The Government of Bangladesh unveiled its long-awaited Health Reform Commission (HRC) Report—an ambitious document envisioned for laying the foundation for a more equitable, efficient, and accountable health system. With over 70 percent of out-of-pocket health expenditure, having health spending still below one percent of GDP, the country’s health sector remains persistently underfunded, fragmented, and inequitable. Consequently, the medical tourism continues to surge—especially for specialized care—underlining the population’s eroding trust in-country health services and the health system’s inability to provide quality care at scale. The HRC was therefore expected to deliver more than just identifying the core and persistent challenges; it was expected to deliver a bold, actionable path toward Universal Health Coverage (UHC).
Admittedly, the report acknowledges many of the structural weaknesses that have long plagued Bangladesh’s health system. It suggests free primary healthcare, the scaling up of midwifery-led maternal services, pilots of social health insurance using innovative financing sources such as corporate social responsibility (CSR) allocations and six tax including tobacco taxes.
The major suggestions include making primary healthcare a constitution right which is binding rather than the current strategy of non-binding. Even though it may appear a little philosophical change, it has obvious and longstanding consequences. If acted upon, this would mark a transformative shift in how health is positioned within national development priorities—from an aspirational goal to a legally protected right. In addition, the formation of permanent health commission which play an instrumental role is another significant and welcome proposal.
However, the report falls short in several fundamental areas. While the reforms proposed are numerous and well-intentioned, they appear disjointed, lacking a sequential roadmap that connects goals to measurable actions. The result is an impression of a laundry list of reforms rather than a coherent transformation strategy. Although the report refers to time-bound activities, it lacks in offering much needed prioritization.
One of the report’s most glaring omissions is its limited engagement with the private health sector. Despite delivering major part of the healthcare services in Bangladesh, private and informal providers are treated as peripheral actors in the reform agenda. The document makes passing references to pharmaceutical regulation but does not tackle deeper structural issues such as dual practice by public-sector doctors, the unregulated proliferation of diagnostic centers, and rampant referral commissions that inflate costs and incentivize overuse.

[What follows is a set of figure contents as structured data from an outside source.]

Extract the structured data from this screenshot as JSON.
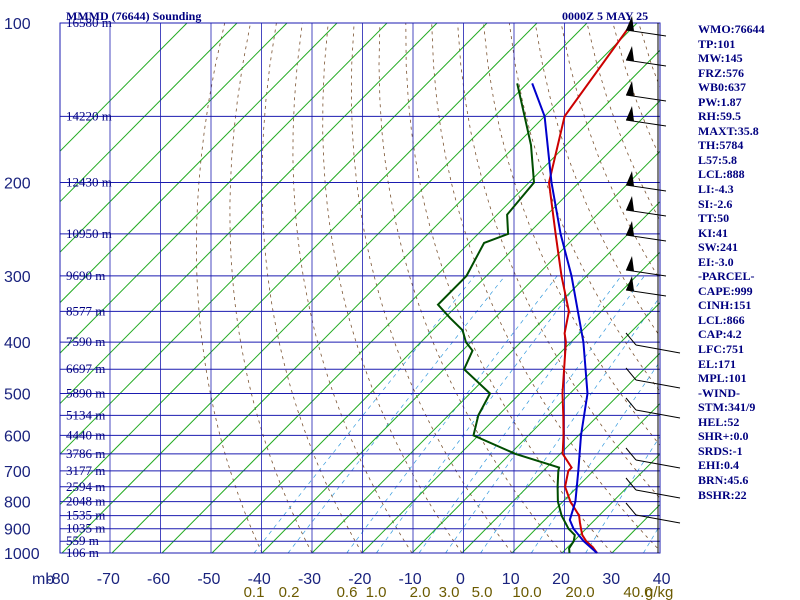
{
  "title_left": "MMMD (76644) Sounding",
  "title_right": "0000Z  5 MAY 25",
  "stats": [
    "WMO:76644",
    "TP:101",
    "MW:145",
    "FRZ:576",
    "WB0:637",
    "PW:1.87",
    "RH:59.5",
    "MAXT:35.8",
    "TH:5784",
    "L57:5.8",
    "LCL:888",
    "LI:-4.3",
    "SI:-2.6",
    "TT:50",
    "KI:41",
    "SW:241",
    "EI:-3.0",
    "-PARCEL-",
    "CAPE:999",
    "CINH:151",
    "LCL:866",
    "CAP:4.2",
    "LFC:751",
    "EL:171",
    "MPL:101",
    "-WIND-",
    "STM:341/9",
    "HEL:52",
    "SHR+:0.0",
    "SRDS:-1",
    "EHI:0.4",
    "BRN:45.6",
    "BSHR:22"
  ],
  "chart_data": {
    "type": "line",
    "chart_kind": "Skew-T log-P sounding",
    "y_axis_unit": "mb",
    "y_log_scale": true,
    "pressure_ticks": [
      100,
      200,
      300,
      400,
      500,
      600,
      700,
      800,
      900,
      1000
    ],
    "height_labels": [
      {
        "p": 100,
        "text": "16580 m"
      },
      {
        "p": 150,
        "text": "14220 m"
      },
      {
        "p": 200,
        "text": "12430 m"
      },
      {
        "p": 250,
        "text": "10950 m"
      },
      {
        "p": 300,
        "text": "9690 m"
      },
      {
        "p": 350,
        "text": "8577 m"
      },
      {
        "p": 400,
        "text": "7590 m"
      },
      {
        "p": 450,
        "text": "6697 m"
      },
      {
        "p": 500,
        "text": "5890 m"
      },
      {
        "p": 550,
        "text": "5134 m"
      },
      {
        "p": 600,
        "text": "4440 m"
      },
      {
        "p": 650,
        "text": "3786 m"
      },
      {
        "p": 700,
        "text": "3177 m"
      },
      {
        "p": 750,
        "text": "2594 m"
      },
      {
        "p": 800,
        "text": "2048 m"
      },
      {
        "p": 850,
        "text": "1535 m"
      },
      {
        "p": 900,
        "text": "1035 m"
      },
      {
        "p": 950,
        "text": "559 m"
      },
      {
        "p": 1000,
        "text": "106 m"
      }
    ],
    "x_axis_unit_label": "mb",
    "temperature_ticks": [
      -80,
      -70,
      -60,
      -50,
      -40,
      -30,
      -20,
      -10,
      0,
      10,
      20,
      30,
      40
    ],
    "mixing_ratio_label_unit": "g/kg",
    "mixing_ratio_labels": [
      "0.1",
      "0.2",
      "0.6",
      "1.0",
      "2.0",
      "3.0",
      "5.0",
      "10.0",
      "20.0",
      "40.0"
    ],
    "grid": true,
    "series": [
      {
        "name": "temperature",
        "color": "#cc0000",
        "points": [
          [
            1000,
            27.0
          ],
          [
            975,
            25.0
          ],
          [
            950,
            22.5
          ],
          [
            925,
            20.5
          ],
          [
            900,
            19.0
          ],
          [
            875,
            17.5
          ],
          [
            850,
            16.0
          ],
          [
            800,
            11.5
          ],
          [
            750,
            7.5
          ],
          [
            700,
            5.0
          ],
          [
            690,
            5.0
          ],
          [
            650,
            0.5
          ],
          [
            600,
            -3.0
          ],
          [
            550,
            -7.0
          ],
          [
            500,
            -11.5
          ],
          [
            450,
            -16.0
          ],
          [
            400,
            -21.0
          ],
          [
            385,
            -23.0
          ],
          [
            350,
            -26.5
          ],
          [
            300,
            -35.0
          ],
          [
            250,
            -44.5
          ],
          [
            200,
            -56.0
          ],
          [
            150,
            -66.0
          ],
          [
            100,
            -71.0
          ]
        ]
      },
      {
        "name": "parcel",
        "color": "#0000cc",
        "points": [
          [
            1000,
            27.0
          ],
          [
            950,
            22.0
          ],
          [
            900,
            17.5
          ],
          [
            866,
            15.0
          ],
          [
            800,
            12.5
          ],
          [
            700,
            7.0
          ],
          [
            600,
            0.5
          ],
          [
            500,
            -6.5
          ],
          [
            400,
            -17.5
          ],
          [
            300,
            -33.0
          ],
          [
            250,
            -43.5
          ],
          [
            200,
            -55.5
          ],
          [
            150,
            -70.0
          ],
          [
            130,
            -79.0
          ]
        ]
      },
      {
        "name": "dewpoint",
        "color": "#004d00",
        "points": [
          [
            1000,
            21.5
          ],
          [
            980,
            20.5
          ],
          [
            950,
            20.0
          ],
          [
            925,
            19.0
          ],
          [
            900,
            16.5
          ],
          [
            850,
            12.5
          ],
          [
            800,
            9.0
          ],
          [
            750,
            6.0
          ],
          [
            700,
            3.0
          ],
          [
            690,
            2.5
          ],
          [
            650,
            -9.0
          ],
          [
            600,
            -21.0
          ],
          [
            550,
            -24.0
          ],
          [
            500,
            -26.0
          ],
          [
            450,
            -36.0
          ],
          [
            415,
            -38.0
          ],
          [
            400,
            -41.0
          ],
          [
            380,
            -44.0
          ],
          [
            360,
            -49.0
          ],
          [
            340,
            -54.0
          ],
          [
            300,
            -54.0
          ],
          [
            260,
            -57.0
          ],
          [
            250,
            -54.0
          ],
          [
            230,
            -58.0
          ],
          [
            200,
            -59.0
          ],
          [
            170,
            -67.0
          ],
          [
            150,
            -74.0
          ],
          [
            130,
            -82.0
          ]
        ]
      }
    ],
    "wind_barbs": true
  }
}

The financing proposals, while innovative on the surface, are problematic in both scale and sustainability. CSR funds and tobacco taxes may be politically attractive and symbolically potent, but they are unlikely to offer reliable, long-term funding for core health functions. CSR allocations are limited in scope and often maybe better earmarked for other development priorities such as disaster relief or education. Tobacco tax revenues, while potentially significant, fluctuate and are not inherently earmarked. The report also fails to propose a viable tax reform strategy or outline how Bangladesh might transition toward pooled public financing.
The report cites global examples like Thailand, Sri Lanka, and Ethiopia but lacks contextual analysis. It overlooks how these models succeeded through proper sequencing, strong governance, and political continuity—factors missing from Bangladesh’s current framework.

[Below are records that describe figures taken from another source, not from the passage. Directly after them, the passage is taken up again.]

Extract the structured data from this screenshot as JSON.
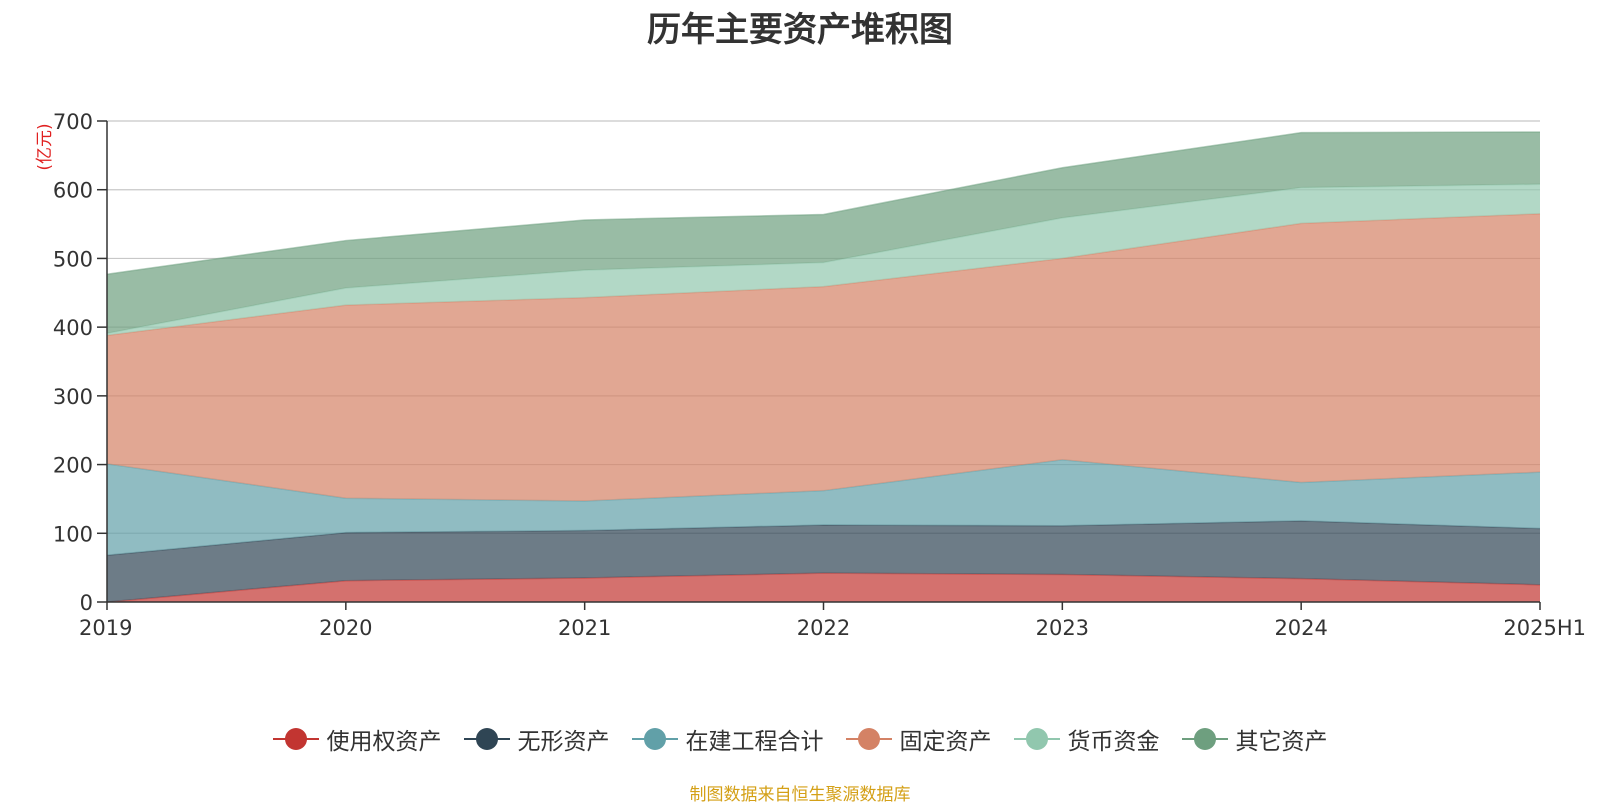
{
  "chart_data": {
    "type": "area",
    "stacked": true,
    "title": "历年主要资产堆积图",
    "unit": "(亿元)",
    "x": [
      "2019",
      "2020",
      "2021",
      "2022",
      "2023",
      "2024",
      "2025H1"
    ],
    "ylim": [
      0,
      700
    ],
    "yticks": [
      0,
      100,
      200,
      300,
      400,
      500,
      600,
      700
    ],
    "grid": true,
    "legend_position": "bottom",
    "series": [
      {
        "name": "使用权资产",
        "color": "#c23531",
        "values": [
          0,
          31,
          35,
          42,
          40,
          34,
          25
        ]
      },
      {
        "name": "无形资产",
        "color": "#2f4554",
        "values": [
          68,
          70,
          69,
          70,
          71,
          84,
          82
        ]
      },
      {
        "name": "在建工程合计",
        "color": "#61a0a8",
        "values": [
          133,
          50,
          43,
          50,
          96,
          56,
          82
        ]
      },
      {
        "name": "固定资产",
        "color": "#d48265",
        "values": [
          187,
          281,
          296,
          297,
          293,
          377,
          376
        ]
      },
      {
        "name": "货币资金",
        "color": "#91c7ae",
        "values": [
          3,
          25,
          40,
          35,
          59,
          52,
          43
        ]
      },
      {
        "name": "其它资产",
        "color": "#6e9f7f",
        "values": [
          86,
          69,
          73,
          70,
          73,
          80,
          76
        ]
      }
    ]
  },
  "source_note": "制图数据来自恒生聚源数据库"
}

Equity concerns are also insufficiently addressed. Key service areas such as mental health, elderly care, and early childhood development receive only marginal mention.

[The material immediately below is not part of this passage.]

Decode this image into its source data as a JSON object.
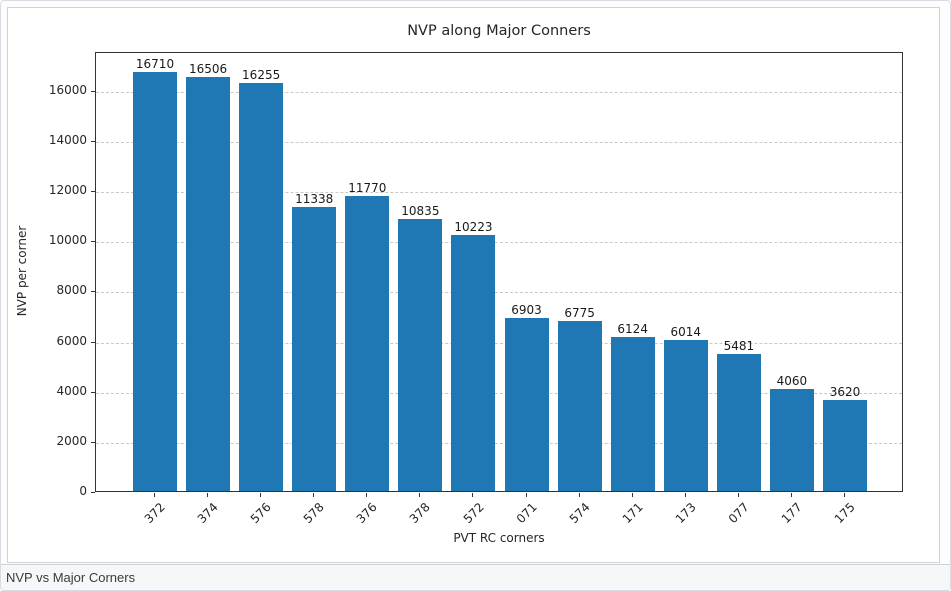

To advance the reforms, the government should form inclusive task forces for each core area—governance, service delivery, HR, digital health, and financing—engaging experts beyond bureaucracy. A Health Reform Implementation Council, led by the Health Ministry and involving key ministries, should oversee coordination and assess fiscal implications with public finance specialists.
Another pressing need is addressing the “missing middle”—those who are too well-off to qualify for safety nets yet too poor to afford private insurance or high out-of-pocket payments. This group, which often includes urban informal workers and lower-middle-class families, remains invisible in the current reform agenda.
While the report makes a number of critical proposals on the supply side—such as facility readiness, workforce recruitment, and digital infrastructure—it pays insufficient attention to the demand side of health system reform. Ensuring that people not only have access to services but are also motivated, empowered, and informed to use them is crucial for realizing UHC.
Bangladesh’s own experience with demand-side financing tools, particularly the maternal health voucher scheme, demonstrated how targeted incentives can increase service utilization among the poor and marginalized. It also overlooks behavioral nudges and community-based empowerment strategies—approaches that have been proven globally and locally to drive uptake of preventive services, improve adherence to treatment, and strengthen accountability.
Without such structured follow-up, even the most well-crafted ideas risk becoming just another document. Though the document can be a good starting point, quick fixes, or hybrid though of fixing and reforming, will no longer suffice.